The GEDI Exchange supports startups and scale-ups affiliated with the University by actively promoting collaboration between them, with GEDI’s large corporate partners, and with the entire University. The founders are University of Waterloo faculty, staff, students, and alumni who see value in partnering among themselves, with similar companies from anywhere in the world, and with large enterprises, for the benefit of everyone to develop and grow to their full potential. It is also a way for them to remain connected to the University and the broader Waterloo ecosystem regardless of where they ultimately land globally.

Is there an example of a startup or scale-up that has benefited from the GEDI Exchange?

The GEDI Exchange launched in 2020. In Q4 2020, we launched monthly webinars.  The webinars give a platform to these university-affiliated companies. We take the time to learn about what the companies do. For example, our most recent webinar focused on how innovative technology is transferred from research to the marketplace. It featured Scott Inwood, Director of Commercialization at WatCO, and Evelyn Allen, Founder and CEO of Evercloak.  When we see complementary technologies between a startup or scale-up and an enterprise company we’re working with, we ask each company if we can broker an introduction between them. We’ve made quite a number of introductions like these. For example, GEDI has facilitated connections between several of the GEDI Exchange members and Rogers so that companies can leverage the on-campus 5G smart network.

How do GEDI and R+T Park work together?

We work together in several ways. We are involved in discussions to look at ways of using R+T Park as a living lab. We have begun to work with the Accelerator Centre around a process that allows scale-ups graduating from the Accelerator Centre program to become aware of the GEDI Exchange and the value it can provide to the company. The Accelerator Centre, one of the key tenants in R+T Park, is a multi award-winning accelerator that helps startups scale. When a company locates in the R+T Park, it makes it easy for the company to stay connected with the University’s research, students, and other activities. A company can use GEDI as a resource to tap into this.

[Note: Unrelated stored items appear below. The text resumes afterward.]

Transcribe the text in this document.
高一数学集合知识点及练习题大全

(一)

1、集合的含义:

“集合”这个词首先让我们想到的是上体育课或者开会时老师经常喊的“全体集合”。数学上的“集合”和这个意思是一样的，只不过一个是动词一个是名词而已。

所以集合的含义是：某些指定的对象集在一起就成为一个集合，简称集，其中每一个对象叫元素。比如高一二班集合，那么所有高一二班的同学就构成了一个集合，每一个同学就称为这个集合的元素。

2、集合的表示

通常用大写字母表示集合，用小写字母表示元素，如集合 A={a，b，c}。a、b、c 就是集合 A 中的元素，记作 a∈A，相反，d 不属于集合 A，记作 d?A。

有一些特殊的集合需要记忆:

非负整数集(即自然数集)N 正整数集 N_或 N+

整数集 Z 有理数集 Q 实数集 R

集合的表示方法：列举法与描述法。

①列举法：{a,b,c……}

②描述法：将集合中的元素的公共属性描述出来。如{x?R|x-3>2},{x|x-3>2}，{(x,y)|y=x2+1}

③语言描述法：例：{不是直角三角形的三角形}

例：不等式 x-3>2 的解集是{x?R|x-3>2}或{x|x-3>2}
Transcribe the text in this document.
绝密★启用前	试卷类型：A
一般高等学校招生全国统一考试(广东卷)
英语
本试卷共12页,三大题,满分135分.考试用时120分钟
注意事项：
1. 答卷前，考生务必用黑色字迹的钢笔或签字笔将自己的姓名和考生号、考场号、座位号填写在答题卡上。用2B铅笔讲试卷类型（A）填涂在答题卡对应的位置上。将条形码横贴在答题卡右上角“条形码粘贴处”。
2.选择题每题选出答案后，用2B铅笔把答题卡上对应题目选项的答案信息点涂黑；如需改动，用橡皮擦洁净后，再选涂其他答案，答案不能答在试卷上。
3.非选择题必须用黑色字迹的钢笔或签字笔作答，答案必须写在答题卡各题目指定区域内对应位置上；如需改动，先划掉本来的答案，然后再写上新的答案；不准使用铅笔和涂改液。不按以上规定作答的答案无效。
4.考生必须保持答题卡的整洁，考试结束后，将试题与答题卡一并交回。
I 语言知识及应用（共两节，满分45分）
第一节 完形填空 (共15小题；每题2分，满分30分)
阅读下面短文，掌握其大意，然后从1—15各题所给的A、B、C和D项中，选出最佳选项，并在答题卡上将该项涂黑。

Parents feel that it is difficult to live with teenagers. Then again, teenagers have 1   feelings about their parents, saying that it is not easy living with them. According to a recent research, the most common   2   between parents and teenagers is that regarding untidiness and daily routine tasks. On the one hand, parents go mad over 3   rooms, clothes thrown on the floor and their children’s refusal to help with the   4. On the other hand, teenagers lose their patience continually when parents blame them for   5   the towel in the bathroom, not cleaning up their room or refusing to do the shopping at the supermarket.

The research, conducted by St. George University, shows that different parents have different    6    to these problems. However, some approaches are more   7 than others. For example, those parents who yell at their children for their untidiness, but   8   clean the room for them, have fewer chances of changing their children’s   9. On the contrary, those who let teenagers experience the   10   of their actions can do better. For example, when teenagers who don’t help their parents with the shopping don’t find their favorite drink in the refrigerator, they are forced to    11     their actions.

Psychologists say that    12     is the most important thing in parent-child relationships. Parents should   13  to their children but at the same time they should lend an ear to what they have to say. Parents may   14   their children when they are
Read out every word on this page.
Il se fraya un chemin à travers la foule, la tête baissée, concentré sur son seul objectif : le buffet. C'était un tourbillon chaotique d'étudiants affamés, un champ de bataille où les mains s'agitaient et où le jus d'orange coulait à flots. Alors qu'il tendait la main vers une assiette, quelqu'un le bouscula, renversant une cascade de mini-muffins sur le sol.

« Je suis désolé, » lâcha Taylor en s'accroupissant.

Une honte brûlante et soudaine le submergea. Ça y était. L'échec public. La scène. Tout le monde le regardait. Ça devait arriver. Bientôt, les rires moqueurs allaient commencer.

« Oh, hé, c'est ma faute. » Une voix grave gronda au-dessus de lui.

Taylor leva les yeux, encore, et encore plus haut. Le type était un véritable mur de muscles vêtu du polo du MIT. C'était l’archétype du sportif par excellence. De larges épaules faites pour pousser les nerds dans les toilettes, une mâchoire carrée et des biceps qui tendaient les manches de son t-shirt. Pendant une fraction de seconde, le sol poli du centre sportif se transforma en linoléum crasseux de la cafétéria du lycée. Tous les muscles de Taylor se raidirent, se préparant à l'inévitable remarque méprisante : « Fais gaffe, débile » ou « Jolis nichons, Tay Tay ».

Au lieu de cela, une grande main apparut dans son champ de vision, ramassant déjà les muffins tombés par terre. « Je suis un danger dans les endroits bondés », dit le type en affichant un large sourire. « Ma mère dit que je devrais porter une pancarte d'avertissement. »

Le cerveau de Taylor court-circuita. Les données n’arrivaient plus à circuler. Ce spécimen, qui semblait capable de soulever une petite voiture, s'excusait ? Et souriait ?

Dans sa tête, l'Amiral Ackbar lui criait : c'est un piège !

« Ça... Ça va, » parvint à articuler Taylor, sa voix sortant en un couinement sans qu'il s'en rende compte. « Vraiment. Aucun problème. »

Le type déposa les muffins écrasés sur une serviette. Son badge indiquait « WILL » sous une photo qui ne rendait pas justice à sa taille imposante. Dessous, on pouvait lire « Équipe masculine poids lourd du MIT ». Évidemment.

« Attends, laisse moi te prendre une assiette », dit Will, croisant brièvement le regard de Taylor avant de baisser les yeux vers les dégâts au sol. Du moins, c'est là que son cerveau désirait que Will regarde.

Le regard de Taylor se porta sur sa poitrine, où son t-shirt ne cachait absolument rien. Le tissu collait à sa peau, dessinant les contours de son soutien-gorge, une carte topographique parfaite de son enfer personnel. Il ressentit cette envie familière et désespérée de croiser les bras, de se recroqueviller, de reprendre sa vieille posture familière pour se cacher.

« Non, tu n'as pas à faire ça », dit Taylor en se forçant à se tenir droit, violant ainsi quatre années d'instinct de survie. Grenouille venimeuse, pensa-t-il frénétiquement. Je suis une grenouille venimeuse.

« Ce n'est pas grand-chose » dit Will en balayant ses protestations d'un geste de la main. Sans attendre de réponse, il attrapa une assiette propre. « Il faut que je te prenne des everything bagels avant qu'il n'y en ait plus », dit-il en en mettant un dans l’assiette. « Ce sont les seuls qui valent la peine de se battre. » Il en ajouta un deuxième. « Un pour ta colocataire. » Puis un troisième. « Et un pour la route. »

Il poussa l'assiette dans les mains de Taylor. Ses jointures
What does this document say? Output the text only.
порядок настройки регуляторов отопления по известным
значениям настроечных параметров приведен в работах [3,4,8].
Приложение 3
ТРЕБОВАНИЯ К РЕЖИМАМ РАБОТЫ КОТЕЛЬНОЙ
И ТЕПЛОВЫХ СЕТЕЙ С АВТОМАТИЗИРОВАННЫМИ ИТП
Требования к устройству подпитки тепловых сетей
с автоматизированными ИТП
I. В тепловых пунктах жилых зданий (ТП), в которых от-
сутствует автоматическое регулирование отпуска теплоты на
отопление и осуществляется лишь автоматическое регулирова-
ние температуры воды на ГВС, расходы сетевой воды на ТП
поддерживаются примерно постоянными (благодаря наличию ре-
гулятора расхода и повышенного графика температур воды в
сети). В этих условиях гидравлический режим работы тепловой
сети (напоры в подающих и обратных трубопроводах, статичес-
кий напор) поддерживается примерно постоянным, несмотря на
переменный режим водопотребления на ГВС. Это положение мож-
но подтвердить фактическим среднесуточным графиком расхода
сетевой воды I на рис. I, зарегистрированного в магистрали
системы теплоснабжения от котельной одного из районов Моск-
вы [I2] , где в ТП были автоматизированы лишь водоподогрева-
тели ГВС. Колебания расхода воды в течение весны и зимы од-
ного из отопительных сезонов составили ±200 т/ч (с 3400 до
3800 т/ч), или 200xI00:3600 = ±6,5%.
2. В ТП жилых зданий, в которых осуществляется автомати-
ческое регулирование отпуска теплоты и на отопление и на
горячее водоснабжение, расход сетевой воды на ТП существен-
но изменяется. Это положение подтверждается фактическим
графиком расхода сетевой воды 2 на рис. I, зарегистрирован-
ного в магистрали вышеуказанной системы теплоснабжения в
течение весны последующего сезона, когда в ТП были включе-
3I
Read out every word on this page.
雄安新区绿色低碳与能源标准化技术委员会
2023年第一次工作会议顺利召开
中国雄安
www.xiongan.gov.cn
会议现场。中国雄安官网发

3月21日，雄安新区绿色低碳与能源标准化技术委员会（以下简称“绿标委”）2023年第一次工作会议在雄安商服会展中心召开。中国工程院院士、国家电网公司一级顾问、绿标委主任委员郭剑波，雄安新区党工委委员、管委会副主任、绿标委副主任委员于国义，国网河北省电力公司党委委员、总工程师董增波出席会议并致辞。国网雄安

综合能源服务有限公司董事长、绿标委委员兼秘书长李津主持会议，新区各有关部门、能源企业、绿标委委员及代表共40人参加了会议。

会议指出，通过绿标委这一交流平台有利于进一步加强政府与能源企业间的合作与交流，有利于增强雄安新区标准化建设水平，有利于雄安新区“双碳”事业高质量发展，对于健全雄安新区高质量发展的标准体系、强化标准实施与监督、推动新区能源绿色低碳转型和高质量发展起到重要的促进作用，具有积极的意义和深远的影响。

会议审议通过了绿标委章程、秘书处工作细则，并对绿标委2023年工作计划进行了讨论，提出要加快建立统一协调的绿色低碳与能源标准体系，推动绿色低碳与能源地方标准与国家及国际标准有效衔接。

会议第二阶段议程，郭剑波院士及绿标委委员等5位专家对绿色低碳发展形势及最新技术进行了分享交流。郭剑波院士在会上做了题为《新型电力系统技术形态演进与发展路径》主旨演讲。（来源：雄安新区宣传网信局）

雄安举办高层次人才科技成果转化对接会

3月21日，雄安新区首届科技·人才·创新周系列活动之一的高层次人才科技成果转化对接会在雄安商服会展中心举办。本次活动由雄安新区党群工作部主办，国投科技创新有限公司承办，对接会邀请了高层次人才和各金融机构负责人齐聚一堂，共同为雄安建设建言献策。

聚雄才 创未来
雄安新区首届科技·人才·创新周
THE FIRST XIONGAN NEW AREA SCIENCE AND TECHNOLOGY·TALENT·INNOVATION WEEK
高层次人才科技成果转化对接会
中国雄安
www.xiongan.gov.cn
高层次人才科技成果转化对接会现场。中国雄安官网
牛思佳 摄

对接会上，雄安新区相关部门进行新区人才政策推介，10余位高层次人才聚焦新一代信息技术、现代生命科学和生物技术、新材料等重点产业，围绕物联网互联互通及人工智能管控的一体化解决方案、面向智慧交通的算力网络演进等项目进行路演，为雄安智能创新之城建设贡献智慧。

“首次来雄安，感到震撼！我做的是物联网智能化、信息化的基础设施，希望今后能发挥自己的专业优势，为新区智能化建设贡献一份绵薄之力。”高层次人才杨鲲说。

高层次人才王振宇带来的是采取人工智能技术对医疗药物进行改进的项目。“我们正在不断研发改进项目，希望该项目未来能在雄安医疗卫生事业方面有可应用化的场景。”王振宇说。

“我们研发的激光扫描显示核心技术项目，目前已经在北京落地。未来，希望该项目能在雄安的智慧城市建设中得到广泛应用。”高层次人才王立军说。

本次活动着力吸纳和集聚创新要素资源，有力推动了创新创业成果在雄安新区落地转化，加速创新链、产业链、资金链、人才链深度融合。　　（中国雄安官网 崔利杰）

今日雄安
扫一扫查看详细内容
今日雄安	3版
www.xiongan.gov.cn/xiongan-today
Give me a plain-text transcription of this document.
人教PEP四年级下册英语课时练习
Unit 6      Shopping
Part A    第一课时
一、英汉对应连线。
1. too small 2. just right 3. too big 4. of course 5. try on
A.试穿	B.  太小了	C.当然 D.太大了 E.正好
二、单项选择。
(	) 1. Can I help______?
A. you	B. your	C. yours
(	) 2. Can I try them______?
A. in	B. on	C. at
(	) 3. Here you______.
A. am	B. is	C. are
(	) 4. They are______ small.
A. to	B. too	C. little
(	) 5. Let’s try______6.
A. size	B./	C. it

What’s next for you and GEDI this year?

We have recently closed out the establishment of a major new corporate partnership with UWaterloo that has a significant research element. We will be able to share details of this fantastic news soon. We are seeing a lot of interest in the GEDI Exchange. We are excited to continue to grow its membership and provide value for the companies in it.

WatSPEED is Waterloo’s new technical educational offering targeted for corporate middle management and executives that will launch this year. We are seeing huge corporate interest in this. GEDI is thrilled to be able to tell companies about this new professional educational offering from UWaterloo. As you can see, there is a lot of very positive academic-industry activity taking place. And, we are ready to have discussions around bringing the next major corporate partner to UWaterloo and likewise bringing Waterloo’s exceptional research expertise and the university’s full innovation capacity to the corporate world.